Filme über das Erwachsenwerden, auch bei uns gerne Coming-of-Age-Filme genannt, sind im Kino nun wahrlich nicht selten. Und eigentlich schaltet man schon innerlich ab, wenn wieder mal einer angekündigt wird.
Aber man sollte nie pauschal denken, denn „Vielleicht lieber morgen“ stellt alle Vorbehalte gegen dieses Genre auf den Kopf und zieht uns wahrlich tief hinein in das erste High-School-Jahr des jungen Charlie. Der besitzt zwar eine Leidenschaft für Sprache und Literatur, fühlt sich in der neuen Umgebung aber wie immer – als Mauerblümchen.
Große Nähe zu den Figuren
Es kommt zwar öfter vor, dass der Autor der Romanvorlage auch am Drehbuch mitwirkt, dass er aber auch selbst Regie führen kann, das ist eine Seltenheit. Vielleicht ist es aber genau das, was diesen Film so besonders macht. Stephen Chbosky hat bereits eine große Nähe zu seinen Figuren, geht liebevoll mit ihnen um und hat möglicherweise auch an der nahezu idealen Besetzung mitgewirkt. Logan Lerman („Percy Jackson“) ist als Charlie der vortrefflich introvertierte Mitschüler, den man kaum zur Kenntnis nimmt.
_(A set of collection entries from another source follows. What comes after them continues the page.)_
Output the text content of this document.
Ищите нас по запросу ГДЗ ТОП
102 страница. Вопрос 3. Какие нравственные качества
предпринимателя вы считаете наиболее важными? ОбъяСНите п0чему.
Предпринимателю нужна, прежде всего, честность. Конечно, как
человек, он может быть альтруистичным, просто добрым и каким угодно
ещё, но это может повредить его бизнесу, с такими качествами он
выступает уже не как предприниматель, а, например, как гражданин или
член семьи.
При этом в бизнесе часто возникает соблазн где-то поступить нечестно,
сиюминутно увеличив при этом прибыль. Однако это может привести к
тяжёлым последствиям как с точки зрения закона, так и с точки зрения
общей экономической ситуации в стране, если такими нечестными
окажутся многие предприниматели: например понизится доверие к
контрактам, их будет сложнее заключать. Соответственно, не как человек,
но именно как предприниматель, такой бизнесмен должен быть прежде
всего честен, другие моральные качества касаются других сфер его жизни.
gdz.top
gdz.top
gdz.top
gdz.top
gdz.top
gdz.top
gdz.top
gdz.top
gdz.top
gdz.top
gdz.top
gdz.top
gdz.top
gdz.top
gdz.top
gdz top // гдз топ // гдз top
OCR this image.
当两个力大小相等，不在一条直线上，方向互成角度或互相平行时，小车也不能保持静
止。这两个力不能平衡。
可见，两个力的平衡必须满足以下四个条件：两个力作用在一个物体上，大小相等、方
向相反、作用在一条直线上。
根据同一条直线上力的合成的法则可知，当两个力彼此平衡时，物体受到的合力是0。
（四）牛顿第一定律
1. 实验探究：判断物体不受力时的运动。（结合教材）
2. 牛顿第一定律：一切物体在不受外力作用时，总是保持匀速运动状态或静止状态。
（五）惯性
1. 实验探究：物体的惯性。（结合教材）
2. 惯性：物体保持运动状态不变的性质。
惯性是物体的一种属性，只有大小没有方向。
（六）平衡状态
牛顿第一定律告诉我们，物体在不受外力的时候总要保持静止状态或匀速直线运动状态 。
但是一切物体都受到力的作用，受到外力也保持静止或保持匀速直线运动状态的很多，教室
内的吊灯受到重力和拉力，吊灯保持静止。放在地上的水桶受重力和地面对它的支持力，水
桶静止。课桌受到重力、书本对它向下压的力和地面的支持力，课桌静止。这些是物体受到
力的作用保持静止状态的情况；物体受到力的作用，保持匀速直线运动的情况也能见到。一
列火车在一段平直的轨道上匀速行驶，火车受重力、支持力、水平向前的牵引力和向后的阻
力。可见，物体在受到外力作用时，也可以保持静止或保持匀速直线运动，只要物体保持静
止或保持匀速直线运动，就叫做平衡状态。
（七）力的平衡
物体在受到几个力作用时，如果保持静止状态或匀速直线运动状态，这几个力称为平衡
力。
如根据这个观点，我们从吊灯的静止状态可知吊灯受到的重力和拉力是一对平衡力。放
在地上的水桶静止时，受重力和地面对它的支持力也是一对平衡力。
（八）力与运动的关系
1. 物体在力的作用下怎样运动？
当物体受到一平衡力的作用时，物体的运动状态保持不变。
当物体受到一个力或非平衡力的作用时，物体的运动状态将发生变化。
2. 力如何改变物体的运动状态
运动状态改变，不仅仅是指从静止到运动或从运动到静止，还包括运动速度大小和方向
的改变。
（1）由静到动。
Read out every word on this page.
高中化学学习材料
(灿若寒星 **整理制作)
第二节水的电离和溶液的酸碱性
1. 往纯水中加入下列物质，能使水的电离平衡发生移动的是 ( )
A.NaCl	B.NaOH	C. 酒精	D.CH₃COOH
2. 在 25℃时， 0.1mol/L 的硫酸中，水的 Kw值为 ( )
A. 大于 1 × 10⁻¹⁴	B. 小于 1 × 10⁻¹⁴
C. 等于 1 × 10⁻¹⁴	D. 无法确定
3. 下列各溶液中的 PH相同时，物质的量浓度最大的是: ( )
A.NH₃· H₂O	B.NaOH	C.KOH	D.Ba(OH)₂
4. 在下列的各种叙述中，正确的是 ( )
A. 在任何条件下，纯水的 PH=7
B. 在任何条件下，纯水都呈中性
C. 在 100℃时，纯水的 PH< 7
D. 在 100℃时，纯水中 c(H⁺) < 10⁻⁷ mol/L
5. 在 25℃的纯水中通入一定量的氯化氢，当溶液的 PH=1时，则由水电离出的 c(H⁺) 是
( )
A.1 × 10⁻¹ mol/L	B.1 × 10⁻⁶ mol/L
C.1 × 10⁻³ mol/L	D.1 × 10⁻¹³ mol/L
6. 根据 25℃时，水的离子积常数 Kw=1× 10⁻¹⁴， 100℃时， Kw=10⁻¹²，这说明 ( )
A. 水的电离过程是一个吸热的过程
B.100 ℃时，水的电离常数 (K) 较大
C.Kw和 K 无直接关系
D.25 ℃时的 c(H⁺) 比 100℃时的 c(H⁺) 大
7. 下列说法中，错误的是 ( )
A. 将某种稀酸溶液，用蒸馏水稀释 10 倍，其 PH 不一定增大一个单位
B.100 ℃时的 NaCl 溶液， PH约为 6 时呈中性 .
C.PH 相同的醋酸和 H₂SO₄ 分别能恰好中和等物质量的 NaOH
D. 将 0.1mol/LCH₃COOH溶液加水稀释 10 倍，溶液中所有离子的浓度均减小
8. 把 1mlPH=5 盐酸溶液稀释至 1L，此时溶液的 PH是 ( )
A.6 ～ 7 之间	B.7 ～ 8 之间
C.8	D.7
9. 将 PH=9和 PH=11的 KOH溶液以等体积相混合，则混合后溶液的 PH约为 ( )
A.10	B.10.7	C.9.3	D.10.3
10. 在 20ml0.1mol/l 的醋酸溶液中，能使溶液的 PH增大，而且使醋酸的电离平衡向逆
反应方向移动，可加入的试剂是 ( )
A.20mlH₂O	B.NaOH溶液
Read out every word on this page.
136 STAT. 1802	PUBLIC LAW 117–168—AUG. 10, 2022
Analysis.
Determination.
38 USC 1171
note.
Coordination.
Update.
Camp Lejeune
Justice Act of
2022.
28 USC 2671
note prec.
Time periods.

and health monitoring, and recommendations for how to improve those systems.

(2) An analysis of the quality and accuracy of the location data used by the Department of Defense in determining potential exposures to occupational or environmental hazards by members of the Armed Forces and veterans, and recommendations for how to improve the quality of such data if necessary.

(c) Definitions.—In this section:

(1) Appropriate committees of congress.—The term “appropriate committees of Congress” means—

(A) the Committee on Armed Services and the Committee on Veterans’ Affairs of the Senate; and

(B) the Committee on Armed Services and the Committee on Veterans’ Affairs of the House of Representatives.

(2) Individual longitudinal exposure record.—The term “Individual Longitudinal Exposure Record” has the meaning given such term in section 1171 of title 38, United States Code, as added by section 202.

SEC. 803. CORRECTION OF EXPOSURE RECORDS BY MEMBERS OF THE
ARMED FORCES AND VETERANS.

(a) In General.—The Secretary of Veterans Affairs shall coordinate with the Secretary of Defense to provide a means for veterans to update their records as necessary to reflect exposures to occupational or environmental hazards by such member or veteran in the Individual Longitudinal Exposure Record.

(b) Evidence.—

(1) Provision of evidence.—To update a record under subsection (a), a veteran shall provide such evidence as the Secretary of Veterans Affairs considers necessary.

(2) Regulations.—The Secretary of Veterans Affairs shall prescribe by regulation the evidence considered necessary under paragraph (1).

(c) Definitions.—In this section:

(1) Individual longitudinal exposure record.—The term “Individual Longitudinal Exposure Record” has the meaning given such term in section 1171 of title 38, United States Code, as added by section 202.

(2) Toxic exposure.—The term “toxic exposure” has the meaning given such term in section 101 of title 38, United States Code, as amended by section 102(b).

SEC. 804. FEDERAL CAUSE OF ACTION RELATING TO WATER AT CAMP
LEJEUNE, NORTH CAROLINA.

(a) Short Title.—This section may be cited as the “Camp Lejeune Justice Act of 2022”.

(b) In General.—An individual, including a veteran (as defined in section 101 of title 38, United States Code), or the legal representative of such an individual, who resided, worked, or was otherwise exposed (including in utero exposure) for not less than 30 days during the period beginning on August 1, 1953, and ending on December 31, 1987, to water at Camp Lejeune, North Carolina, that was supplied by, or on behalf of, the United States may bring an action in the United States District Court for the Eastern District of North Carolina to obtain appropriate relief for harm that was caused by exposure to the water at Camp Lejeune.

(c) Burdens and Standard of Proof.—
Dass er schwer am Selbstmord eines guten Freundes zu tragen hat, das erfahren wir von ihm selbst: Charlie lässt uns teilhaben an seinen Gedanken, indem er als Ich-Erzähler selbstverfasste Briefe vorliest.
Exzentrische Clique
Das einsame Leben endet, als Charlie Zutritt findet zu einer exzentrischen Clique, angeführt von Patrick (Ezra Miller), der aus seiner Homosexualität kein Geheimnis macht, und dessen Stiefschwester Sam (Emma Watson), die in Charlie ganz neue Gefühle erwachen lässt. Letzendlich ist Sam es, die in Charlie ganz unabsichtlich noch einmal Erinnerungen an düstere Vorkommnisse in dessen Kindheit wach werden lässt. Es ehrt Chbosky, dass er in diesem Moment nicht die große Schicksalspauke schlägt, sondern seinen beiläufigen Erzählstil beibehält. Was uns auch zeigt: „Vielleicht lieber morgen“ will nicht das große Drama transportieren, es ist eher ein Film, der mit dem Dahingleiten des Lebens den Einklang sucht.
Wie behutsam Chbosky inszeniert, das zeigt sich auch am fast unmerklichen Zeitkolorit der frühen 90er Jahre. Die Musikauswahl ist dezent, reicht von David Bowie über The Smiths bis zu New Order. Und wenn nicht irgendwann ein bestimmter Songtitel verzweifelt gesucht würde, niemand aber auf die Idee kommt, den Computer zu befragen – der Autor dieser Zeilen hätte dies alles als völlig zeitlos begriffen.